One of the biggest challenges facing the Daisy Jones & the Six team in their adaptation was creating the sound of the band. Neustadter told Paste, “once we had landed on Blake Mills and his group of people, we knew that we were in excellent hands.” Mills was vital to developing the sound of the band and created all of the songs heard in the series and on the album. He worked with a group of collaborators including Marcus Mumford, Phoebe Bridgers, Jackson Browne and others to develop the sound. Pine told Paste, “we wanted them to sound like that typical classic rock band from the ’70s. More so than just Fleetwood Mac.” It’s difficult not to see Fleetwood Mac in the chemistry of Daisy Jones & the Six. Reid credited the band as an influence and most of the turmoil that Daisy Jones and Billy Dunne face within the series is a mirror image of the conflict between Stevie Nicks and Lindsay Buckingham in the ’70s.
Fleetwood Mac wouldn’t be the only ’70s act the producers looked at for inspiration. Neustadter tells Paste, “There’s a lot of Springsteen in there, Tom Petty, CCR, Joni Mitchell, and Judee Sill was someone who we talked a lot about in the writer’s room.” Mills had his hand in writing or co-writing every original song that appears in Daisy Jones & the Six, but the one Pine and Neustadter could agree was the toughest to crack was “Look At Us Now (Honeycomb).” Pine told Paste, “there’s so much in the book about how integral the Honeycomb song is. And “Look At Us Now” is our “Honeycomb” song. I think we went through multiple versions of that song to get it to where it is today.” Neustadter added, “We definitely had a microscope on the Honeycomb song. It’s such a crucial aspect in the novel and in our story. We knew it had to be a song you weren’t going to get tired of too quickly.” Even though 25 songs are planned to be released digitally from the Daisy Jones & the Six sessions during the course of the Amazon Prime Video series run, both Pine and Neustadter emphasized the importance of getting Daisy Jones & the Six signature LP Aurora to as close to perfection as they could.

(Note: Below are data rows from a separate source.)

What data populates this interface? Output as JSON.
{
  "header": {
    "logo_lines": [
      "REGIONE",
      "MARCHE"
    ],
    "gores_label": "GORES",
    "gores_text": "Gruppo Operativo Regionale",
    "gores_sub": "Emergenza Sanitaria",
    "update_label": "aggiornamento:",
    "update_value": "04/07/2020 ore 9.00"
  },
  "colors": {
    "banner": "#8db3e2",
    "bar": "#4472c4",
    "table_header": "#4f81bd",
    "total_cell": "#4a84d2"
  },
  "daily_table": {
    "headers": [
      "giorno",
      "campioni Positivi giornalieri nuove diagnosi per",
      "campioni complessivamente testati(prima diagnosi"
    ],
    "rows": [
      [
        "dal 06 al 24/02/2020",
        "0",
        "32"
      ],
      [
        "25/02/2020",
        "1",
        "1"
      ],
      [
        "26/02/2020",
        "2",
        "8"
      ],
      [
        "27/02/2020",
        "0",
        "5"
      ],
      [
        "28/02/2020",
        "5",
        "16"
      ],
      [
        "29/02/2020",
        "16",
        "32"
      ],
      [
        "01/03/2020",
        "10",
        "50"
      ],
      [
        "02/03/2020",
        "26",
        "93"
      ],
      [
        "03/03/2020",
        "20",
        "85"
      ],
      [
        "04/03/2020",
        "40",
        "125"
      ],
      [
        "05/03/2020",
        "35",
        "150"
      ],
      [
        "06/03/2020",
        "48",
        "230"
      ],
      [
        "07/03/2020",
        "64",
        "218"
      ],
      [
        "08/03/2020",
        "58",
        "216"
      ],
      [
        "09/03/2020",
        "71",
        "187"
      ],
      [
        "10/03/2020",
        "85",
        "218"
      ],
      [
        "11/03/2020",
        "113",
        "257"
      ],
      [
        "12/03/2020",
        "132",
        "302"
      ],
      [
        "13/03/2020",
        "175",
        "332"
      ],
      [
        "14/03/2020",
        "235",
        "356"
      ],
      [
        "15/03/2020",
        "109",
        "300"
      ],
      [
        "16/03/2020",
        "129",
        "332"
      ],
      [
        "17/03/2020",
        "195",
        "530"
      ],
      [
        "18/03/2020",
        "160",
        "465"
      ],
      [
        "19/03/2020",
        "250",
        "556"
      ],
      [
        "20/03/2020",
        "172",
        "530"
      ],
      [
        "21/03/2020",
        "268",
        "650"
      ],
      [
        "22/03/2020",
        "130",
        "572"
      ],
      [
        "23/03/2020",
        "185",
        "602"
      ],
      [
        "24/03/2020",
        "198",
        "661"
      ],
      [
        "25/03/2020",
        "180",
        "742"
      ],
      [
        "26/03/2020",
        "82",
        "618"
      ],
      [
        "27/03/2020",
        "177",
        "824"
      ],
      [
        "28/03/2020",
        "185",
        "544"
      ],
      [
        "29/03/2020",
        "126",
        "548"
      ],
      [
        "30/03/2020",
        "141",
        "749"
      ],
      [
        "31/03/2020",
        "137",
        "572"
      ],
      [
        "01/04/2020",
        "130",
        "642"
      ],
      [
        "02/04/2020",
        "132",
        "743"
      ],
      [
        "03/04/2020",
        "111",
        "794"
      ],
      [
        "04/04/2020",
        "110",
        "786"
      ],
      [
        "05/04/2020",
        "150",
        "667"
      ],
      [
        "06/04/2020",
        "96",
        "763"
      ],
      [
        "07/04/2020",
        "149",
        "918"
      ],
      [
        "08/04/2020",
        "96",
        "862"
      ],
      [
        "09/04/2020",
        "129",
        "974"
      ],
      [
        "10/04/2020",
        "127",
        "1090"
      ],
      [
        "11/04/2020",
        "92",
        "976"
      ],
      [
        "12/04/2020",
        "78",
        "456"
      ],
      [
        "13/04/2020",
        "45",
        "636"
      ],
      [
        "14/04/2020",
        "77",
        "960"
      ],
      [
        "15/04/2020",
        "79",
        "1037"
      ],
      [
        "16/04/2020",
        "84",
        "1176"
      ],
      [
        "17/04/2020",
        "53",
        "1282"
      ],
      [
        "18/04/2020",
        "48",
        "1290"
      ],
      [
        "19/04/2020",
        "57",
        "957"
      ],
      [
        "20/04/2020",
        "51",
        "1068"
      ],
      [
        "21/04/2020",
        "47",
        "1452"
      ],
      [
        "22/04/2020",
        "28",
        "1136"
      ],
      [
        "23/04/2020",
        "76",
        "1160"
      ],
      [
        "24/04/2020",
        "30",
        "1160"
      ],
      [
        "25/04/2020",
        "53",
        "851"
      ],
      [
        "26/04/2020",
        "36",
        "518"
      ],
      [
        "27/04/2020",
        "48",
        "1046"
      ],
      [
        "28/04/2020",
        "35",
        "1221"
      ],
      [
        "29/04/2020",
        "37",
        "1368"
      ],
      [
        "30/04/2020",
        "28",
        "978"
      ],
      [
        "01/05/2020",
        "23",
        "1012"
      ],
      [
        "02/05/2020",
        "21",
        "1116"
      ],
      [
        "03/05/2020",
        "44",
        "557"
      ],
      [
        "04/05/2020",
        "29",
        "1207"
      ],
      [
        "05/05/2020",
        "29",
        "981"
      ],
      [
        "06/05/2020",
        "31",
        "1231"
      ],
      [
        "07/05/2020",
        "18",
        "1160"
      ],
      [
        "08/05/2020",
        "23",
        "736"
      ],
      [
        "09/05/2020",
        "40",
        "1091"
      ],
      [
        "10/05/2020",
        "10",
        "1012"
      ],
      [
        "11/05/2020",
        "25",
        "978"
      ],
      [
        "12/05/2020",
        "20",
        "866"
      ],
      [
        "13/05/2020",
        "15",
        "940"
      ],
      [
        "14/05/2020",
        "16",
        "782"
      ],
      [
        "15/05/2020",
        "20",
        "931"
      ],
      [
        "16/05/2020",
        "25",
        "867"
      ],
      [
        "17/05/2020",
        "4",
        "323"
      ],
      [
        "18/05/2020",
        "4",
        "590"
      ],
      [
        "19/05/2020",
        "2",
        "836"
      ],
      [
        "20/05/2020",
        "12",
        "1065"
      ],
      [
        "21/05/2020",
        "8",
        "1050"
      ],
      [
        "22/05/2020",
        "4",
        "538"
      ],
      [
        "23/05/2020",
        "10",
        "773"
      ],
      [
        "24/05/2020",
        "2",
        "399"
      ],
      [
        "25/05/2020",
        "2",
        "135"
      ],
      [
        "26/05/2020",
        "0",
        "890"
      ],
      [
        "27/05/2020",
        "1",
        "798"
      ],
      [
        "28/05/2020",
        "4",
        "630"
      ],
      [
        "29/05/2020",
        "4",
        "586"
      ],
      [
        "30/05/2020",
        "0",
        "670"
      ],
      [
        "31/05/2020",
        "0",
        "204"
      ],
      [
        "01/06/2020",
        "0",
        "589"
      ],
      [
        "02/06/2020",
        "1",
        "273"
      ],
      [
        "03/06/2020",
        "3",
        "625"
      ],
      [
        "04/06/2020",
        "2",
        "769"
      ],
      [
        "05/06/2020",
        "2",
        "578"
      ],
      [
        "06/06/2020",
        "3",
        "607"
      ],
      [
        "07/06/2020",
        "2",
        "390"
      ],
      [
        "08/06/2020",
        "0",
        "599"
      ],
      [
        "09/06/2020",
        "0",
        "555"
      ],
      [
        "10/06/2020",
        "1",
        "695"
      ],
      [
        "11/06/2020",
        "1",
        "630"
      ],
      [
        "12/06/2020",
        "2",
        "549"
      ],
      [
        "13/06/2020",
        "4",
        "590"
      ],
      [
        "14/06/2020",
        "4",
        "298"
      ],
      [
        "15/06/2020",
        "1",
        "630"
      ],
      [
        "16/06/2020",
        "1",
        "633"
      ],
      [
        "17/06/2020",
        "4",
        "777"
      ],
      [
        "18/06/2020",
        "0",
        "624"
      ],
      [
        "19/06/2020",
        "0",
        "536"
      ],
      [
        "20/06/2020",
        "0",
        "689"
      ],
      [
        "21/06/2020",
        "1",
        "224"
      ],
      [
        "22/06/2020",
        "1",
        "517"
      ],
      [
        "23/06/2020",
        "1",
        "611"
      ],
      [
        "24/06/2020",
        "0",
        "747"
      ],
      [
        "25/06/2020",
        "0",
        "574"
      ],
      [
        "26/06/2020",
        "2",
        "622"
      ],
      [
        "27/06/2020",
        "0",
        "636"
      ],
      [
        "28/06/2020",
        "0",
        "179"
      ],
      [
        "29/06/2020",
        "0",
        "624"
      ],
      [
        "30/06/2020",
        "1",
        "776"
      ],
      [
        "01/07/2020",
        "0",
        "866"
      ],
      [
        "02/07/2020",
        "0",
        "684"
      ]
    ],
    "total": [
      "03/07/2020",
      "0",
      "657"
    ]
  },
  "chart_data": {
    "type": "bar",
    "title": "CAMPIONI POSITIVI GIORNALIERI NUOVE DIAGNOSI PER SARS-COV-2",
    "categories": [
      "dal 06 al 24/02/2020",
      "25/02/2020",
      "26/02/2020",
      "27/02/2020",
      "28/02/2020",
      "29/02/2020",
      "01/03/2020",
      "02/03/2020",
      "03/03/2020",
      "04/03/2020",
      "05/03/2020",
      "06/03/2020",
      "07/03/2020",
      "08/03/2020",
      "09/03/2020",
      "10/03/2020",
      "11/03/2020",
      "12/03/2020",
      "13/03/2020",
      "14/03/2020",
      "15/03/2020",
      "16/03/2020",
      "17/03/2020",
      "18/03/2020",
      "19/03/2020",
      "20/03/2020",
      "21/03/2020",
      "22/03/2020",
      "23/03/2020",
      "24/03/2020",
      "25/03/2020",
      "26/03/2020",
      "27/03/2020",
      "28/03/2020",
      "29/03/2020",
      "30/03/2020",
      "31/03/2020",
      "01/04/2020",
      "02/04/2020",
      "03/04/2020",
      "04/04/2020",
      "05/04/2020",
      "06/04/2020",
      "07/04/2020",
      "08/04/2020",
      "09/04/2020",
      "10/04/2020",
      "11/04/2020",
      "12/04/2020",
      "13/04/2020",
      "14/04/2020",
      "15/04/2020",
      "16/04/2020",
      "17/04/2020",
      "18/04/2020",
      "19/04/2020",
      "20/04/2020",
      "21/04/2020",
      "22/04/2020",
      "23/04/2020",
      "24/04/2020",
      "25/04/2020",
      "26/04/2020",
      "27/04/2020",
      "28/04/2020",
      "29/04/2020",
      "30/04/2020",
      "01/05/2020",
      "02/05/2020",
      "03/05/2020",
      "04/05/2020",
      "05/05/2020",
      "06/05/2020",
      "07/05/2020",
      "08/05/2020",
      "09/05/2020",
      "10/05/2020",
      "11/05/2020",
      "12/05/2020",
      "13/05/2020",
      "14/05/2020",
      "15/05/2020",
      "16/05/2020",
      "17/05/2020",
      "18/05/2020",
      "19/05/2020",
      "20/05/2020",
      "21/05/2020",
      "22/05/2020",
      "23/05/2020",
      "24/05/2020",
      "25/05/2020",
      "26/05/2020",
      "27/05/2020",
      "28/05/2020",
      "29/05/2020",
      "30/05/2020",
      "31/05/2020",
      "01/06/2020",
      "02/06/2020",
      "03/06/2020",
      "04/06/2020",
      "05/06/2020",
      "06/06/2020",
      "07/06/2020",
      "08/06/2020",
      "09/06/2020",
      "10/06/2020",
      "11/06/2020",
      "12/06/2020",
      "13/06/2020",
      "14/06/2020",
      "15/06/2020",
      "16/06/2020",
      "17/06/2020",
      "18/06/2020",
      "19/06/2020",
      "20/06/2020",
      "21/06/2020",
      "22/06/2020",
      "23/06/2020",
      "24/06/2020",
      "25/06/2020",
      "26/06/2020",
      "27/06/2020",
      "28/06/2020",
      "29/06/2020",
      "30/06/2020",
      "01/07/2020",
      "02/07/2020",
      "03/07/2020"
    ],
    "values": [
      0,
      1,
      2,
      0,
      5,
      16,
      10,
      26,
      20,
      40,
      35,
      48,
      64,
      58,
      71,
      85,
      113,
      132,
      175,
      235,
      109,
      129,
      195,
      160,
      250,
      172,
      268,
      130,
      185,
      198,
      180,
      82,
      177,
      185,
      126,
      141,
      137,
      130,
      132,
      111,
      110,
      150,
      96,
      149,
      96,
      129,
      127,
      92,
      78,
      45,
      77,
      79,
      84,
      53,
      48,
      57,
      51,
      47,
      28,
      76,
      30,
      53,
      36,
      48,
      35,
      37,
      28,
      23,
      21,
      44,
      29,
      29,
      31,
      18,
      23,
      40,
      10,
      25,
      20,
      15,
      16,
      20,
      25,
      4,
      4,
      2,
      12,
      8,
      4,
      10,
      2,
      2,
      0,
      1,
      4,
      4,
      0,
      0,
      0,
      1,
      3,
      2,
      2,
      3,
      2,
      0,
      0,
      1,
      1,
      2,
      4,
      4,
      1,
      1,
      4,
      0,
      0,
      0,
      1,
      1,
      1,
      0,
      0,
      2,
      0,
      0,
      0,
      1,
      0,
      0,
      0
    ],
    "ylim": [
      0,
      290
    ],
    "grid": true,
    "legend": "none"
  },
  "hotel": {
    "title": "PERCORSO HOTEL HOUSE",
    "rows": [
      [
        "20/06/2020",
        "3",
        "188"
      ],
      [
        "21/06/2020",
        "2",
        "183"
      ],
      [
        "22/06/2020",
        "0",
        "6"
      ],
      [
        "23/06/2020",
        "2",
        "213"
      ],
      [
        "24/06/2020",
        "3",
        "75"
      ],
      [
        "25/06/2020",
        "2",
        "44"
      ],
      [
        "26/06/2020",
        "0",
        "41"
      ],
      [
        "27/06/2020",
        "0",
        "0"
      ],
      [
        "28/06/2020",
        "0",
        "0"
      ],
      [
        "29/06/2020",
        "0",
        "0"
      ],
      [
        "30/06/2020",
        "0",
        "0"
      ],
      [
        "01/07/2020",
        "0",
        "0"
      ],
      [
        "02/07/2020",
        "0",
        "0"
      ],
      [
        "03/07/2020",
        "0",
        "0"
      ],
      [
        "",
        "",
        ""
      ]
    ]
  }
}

One of the biggest additions to the series was a more fleshed-out storyline for Daisy Jones’ best friend and disco pioneer Simone Jackson (Nabiyah Be). Originally she’s written by Reid as a guardian angel-type of character, one that only appears when the plot calls for her. Neustadter told Paste why it was important for her to have her own story, even if it’s separate from Daisy’s. “New York underground disco in ’76, it’s a super vibrant and interesting world you don’t typically see depicted on television. We were fascinated by it and wanted to spend a little more time with it than we could. [Mills] wrote some unbelievable proto-Disco tracks that don’t sound anything like the Bee Gees or Donna Summer.” Pine added, “Simone was more around like the beginning of ’75. It was a deep dive into those super early bands that created that early disco sound from that time period.” Those songs that they created for the character of Simone Jackson ended up taking a lot of time to put together and they were the final songs the team ultimately created.
Original music was important, but to set the proper time period, frequent needle drops were added to the soundtrack. It was often about what were the best songs for that particular moment in the show. One of the strangest needle drops comes later in the series in the form of Fleetwood Mac’s “Gold Dust Woman.” Paste asked Neustadter about the moment. “That was something our editor did that we all kind of said, “Can we do that?” Neustadter added, “For a while, we were pretending that (Fleetwood) Mac was not a band that existed. Then the song was added in and we all sat there, you get a really interesting learning in quality when that song is playing at that moment. And we decided, fuck it, we’re going with that song because it’s just perfect.”
Getting Daisy Jones & the Six from the pages of the novel to a flesh and blood band took a lot of work. Not only was the chemistry important for the band to feel real, but the music had to be there as well. Pine, Neustadter, and Mills were only a few of the people who worked tirelessly to bring Daisy Jones & the Six to life. “Every show is different. This show required original music. It’s about finding those perfect pieces of music that really help tell the story,” Pine added. With Daisy Jones & the Six, it was about creating the most iconic ’70s band you’ve never heard of and for the most part, they pulled it off.